大型语言模型并非真正了解它们所未知的内容。
Large Language Models Do NOT Really Know What They Don't Know
October 10, 2025
作者: Chi Seng Cheang, Hou Pong Chan, Wenxuan Zhang, Yang Deng
cs.AI
摘要
近期研究表明,大型语言模型(LLMs)在其内部表征中编码了事实性信号,如隐藏状态、注意力权重或词元概率,暗示LLMs可能“知道它们不知道什么”。然而,LLMs也可能因依赖捷径或虚假关联而产生事实错误。这些错误由鼓励正确预测的同一训练目标驱动,引发了一个疑问:内部计算能否可靠地区分事实输出与幻觉输出。在本研究中,我们通过比较基于主体信息依赖性的两类幻觉,对LLMs处理事实查询的内部机制进行了深入分析。我们发现,当幻觉与主体知识相关联时,LLMs采用与正确响应相同的内部回忆过程,导致隐藏状态几何重叠且难以区分。相反,脱离主体知识的幻觉则产生独特、聚集的表征,使其可被检测。
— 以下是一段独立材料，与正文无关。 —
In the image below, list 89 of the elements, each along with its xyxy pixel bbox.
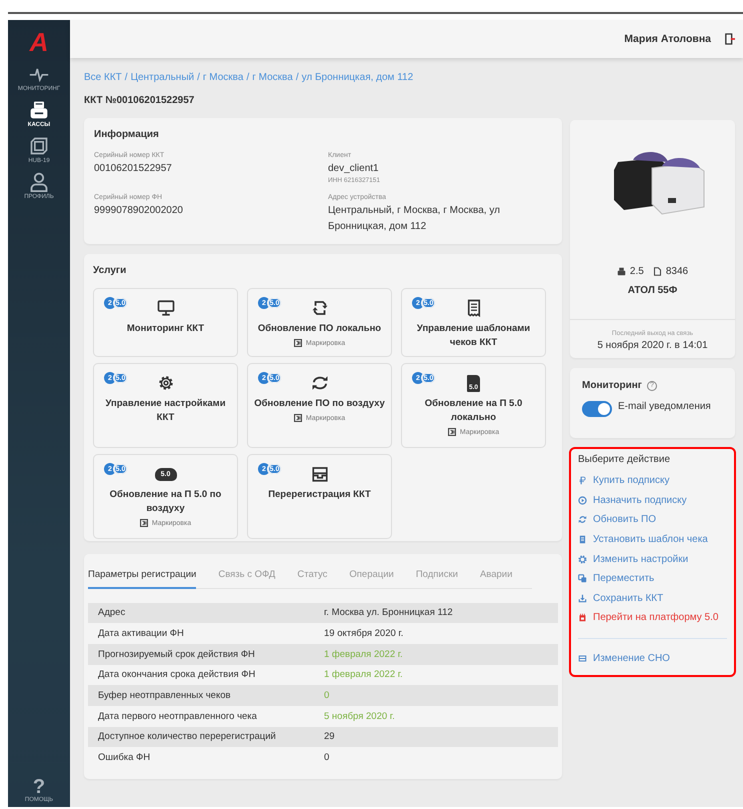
gear-icon bbox=[578, 554, 587, 564]
table-cell: г. Москва ул. Бронницкая 112 bbox=[324, 607, 453, 618]
firmware-version: 2.5 bbox=[630, 266, 644, 277]
card-title: Информация bbox=[94, 129, 160, 140]
action-link[interactable]: Установить шаблон чека bbox=[578, 530, 727, 550]
marking-icon bbox=[448, 428, 456, 436]
action-link[interactable]: Переместить bbox=[578, 568, 727, 589]
sync-icon bbox=[578, 515, 587, 524]
field-value: 00106201522957 bbox=[94, 162, 173, 176]
service-title: Перерегистрация ККТ bbox=[268, 488, 371, 502]
receipt-icon bbox=[578, 535, 587, 544]
page-title: ККТ №00106201522957 bbox=[84, 95, 196, 106]
last-seen-value: 5 ноября 2020 г. в 14:01 bbox=[596, 340, 709, 351]
document-icon bbox=[652, 267, 662, 276]
breadcrumb-separator: / bbox=[197, 72, 200, 83]
document-count: 8346 bbox=[666, 266, 688, 277]
breadcrumb-link[interactable]: Центральный bbox=[130, 72, 194, 83]
action-link[interactable]: Изменить настройки bbox=[578, 549, 727, 569]
field-value: dev_client1 bbox=[328, 162, 380, 176]
table-cell-text: Адрес bbox=[97, 607, 126, 618]
field-value: Центральный, г Москва, г Москва, ул Бронницкая, дом 112 bbox=[328, 204, 501, 234]
sync-icon bbox=[310, 374, 328, 392]
action-link[interactable]: Обновить ПО bbox=[578, 510, 727, 530]
tab[interactable]: Параметры регистрации bbox=[88, 564, 196, 589]
card-title: Выберите действие bbox=[578, 454, 672, 465]
action-link[interactable]: Купить подписку bbox=[578, 471, 727, 491]
service-title: Мониторинг ККТ bbox=[126, 322, 204, 336]
toggle-switch[interactable] bbox=[582, 401, 612, 417]
table-cell: 19 октября 2020 г. bbox=[324, 628, 404, 640]
service-title: Управление шаблонами чеков ККТ bbox=[416, 322, 532, 350]
toggle-label: E-mail уведомления bbox=[618, 401, 711, 412]
tray-icon bbox=[578, 654, 587, 664]
logo: A bbox=[30, 28, 48, 56]
gear-icon bbox=[156, 374, 174, 392]
marking-icon bbox=[140, 519, 148, 527]
logout-icon[interactable] bbox=[725, 33, 735, 45]
table-cell-text: Ошибка ФН bbox=[97, 752, 152, 764]
card-title: Мониторинг bbox=[582, 380, 642, 391]
service-title: Обновление на П 5.0 локально bbox=[424, 397, 524, 425]
breadcrumb-separator: / bbox=[296, 72, 299, 83]
marking-icon bbox=[294, 339, 302, 347]
printer-icon bbox=[616, 267, 626, 276]
user-name: Мария Атоловна bbox=[624, 33, 711, 45]
breadcrumb-separator: / bbox=[124, 72, 128, 83]
tab[interactable]: Аварии bbox=[480, 564, 512, 589]
table-cell-text: Дата окончания срока действия ФН bbox=[97, 669, 256, 680]
action-link[interactable]: Назначить подписку bbox=[578, 490, 727, 510]
action-link[interactable]: Перейти на платформу 5.0 bbox=[578, 608, 727, 628]
ruble-icon bbox=[578, 476, 587, 486]
service-title: Обновление ПО по воздуху bbox=[254, 397, 385, 411]
table-cell: 1 февраля 2022 г. bbox=[324, 648, 403, 660]
breadcrumb-link[interactable]: г Москва bbox=[252, 72, 293, 83]
device-model: АТОЛ 55Ф bbox=[628, 285, 678, 296]
table-cell-text: Прогнозируемый срок действия ФН bbox=[97, 648, 256, 660]
printer-icon bbox=[28, 100, 49, 120]
marking-icon bbox=[294, 414, 302, 422]
table-cell: 29 bbox=[324, 731, 335, 742]
action-link[interactable]: Сохранить ККТ bbox=[578, 588, 727, 608]
copy-icon bbox=[578, 574, 587, 584]
service-title: Обновление на П 5.0 по воздуху bbox=[108, 488, 222, 516]
table-cell-text: Дата первого неотправленного чека bbox=[97, 710, 258, 722]
table-cell: 0 bbox=[324, 690, 330, 702]
sync-icon bbox=[310, 299, 328, 317]
breadcrumb-link[interactable]: г Москва bbox=[202, 72, 244, 83]
tab[interactable]: Подписки bbox=[416, 564, 458, 589]
service-title: Обновление ПО локально bbox=[258, 322, 382, 336]
user-icon bbox=[28, 172, 49, 192]
monitor-icon bbox=[156, 299, 174, 317]
table-cell: 5 ноября 2020 г. bbox=[324, 710, 395, 722]
card-title: Услуги bbox=[93, 265, 128, 276]
table-cell: 1 февраля 2022 г. bbox=[324, 669, 403, 680]
download-icon bbox=[578, 594, 587, 603]
table-cell-text: Дата активации ФН bbox=[97, 628, 185, 640]
tab[interactable]: Связь с ОФД bbox=[218, 564, 276, 589]
breadcrumb-separator: / bbox=[246, 72, 250, 83]
box-icon bbox=[29, 136, 49, 156]
tab[interactable]: Статус bbox=[297, 564, 328, 589]
table-cell: 0 bbox=[324, 752, 330, 764]
field-value: 9999078902002020 bbox=[94, 204, 184, 218]
service-title: Управление настройками ККТ bbox=[104, 397, 227, 425]
play-icon bbox=[578, 496, 587, 505]
table-cell-text: Доступное количество перерегистраций bbox=[97, 731, 277, 742]
chip-icon bbox=[578, 613, 587, 622]
tray-icon bbox=[310, 465, 328, 483]
breadcrumb-link[interactable]: Все ККТ bbox=[84, 72, 122, 83]
tab[interactable]: Операции bbox=[349, 564, 394, 589]
table-cell-text: Буфер неотправленных чеков bbox=[97, 690, 232, 702]
action-link[interactable]: Изменение СНО bbox=[578, 638, 727, 668]
breadcrumb-link[interactable]: ул Бронницкая, дом 112 bbox=[302, 72, 414, 83]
这些发现揭示了一个根本性局限:LLMs并未在其内部状态中编码真实性,而仅编码知识回忆的模式,证明“LLMs实际上并不知道它们不知道什么”。
English
Recent work suggests that large language models (LLMs) encode factuality
signals in their internal representations, such as hidden states, attention
weights, or token probabilities, implying that LLMs may "know what they don't
know". However, LLMs can also produce factual errors by relying on shortcuts or
spurious associations. These error are driven by the same training objective
that encourage correct predictions, raising the question of whether internal
computations can reliably distinguish between factual and hallucinated outputs.
In this work, we conduct a mechanistic analysis of how LLMs internally process
factual queries by comparing two types of hallucinations based on their
reliance on subject information. We find that when hallucinations are
associated with subject knowledge, LLMs employ the same internal recall process
as for correct responses, leading to overlapping and indistinguishable
hidden-state geometries. In contrast, hallucinations detached from subject
knowledge produce distinct, clustered representations that make them
detectable. These findings reveal a fundamental limitation: LLMs do not encode
truthfulness in their internal states but only patterns of knowledge recall,
demonstrating that "LLMs don't really know what they don't know".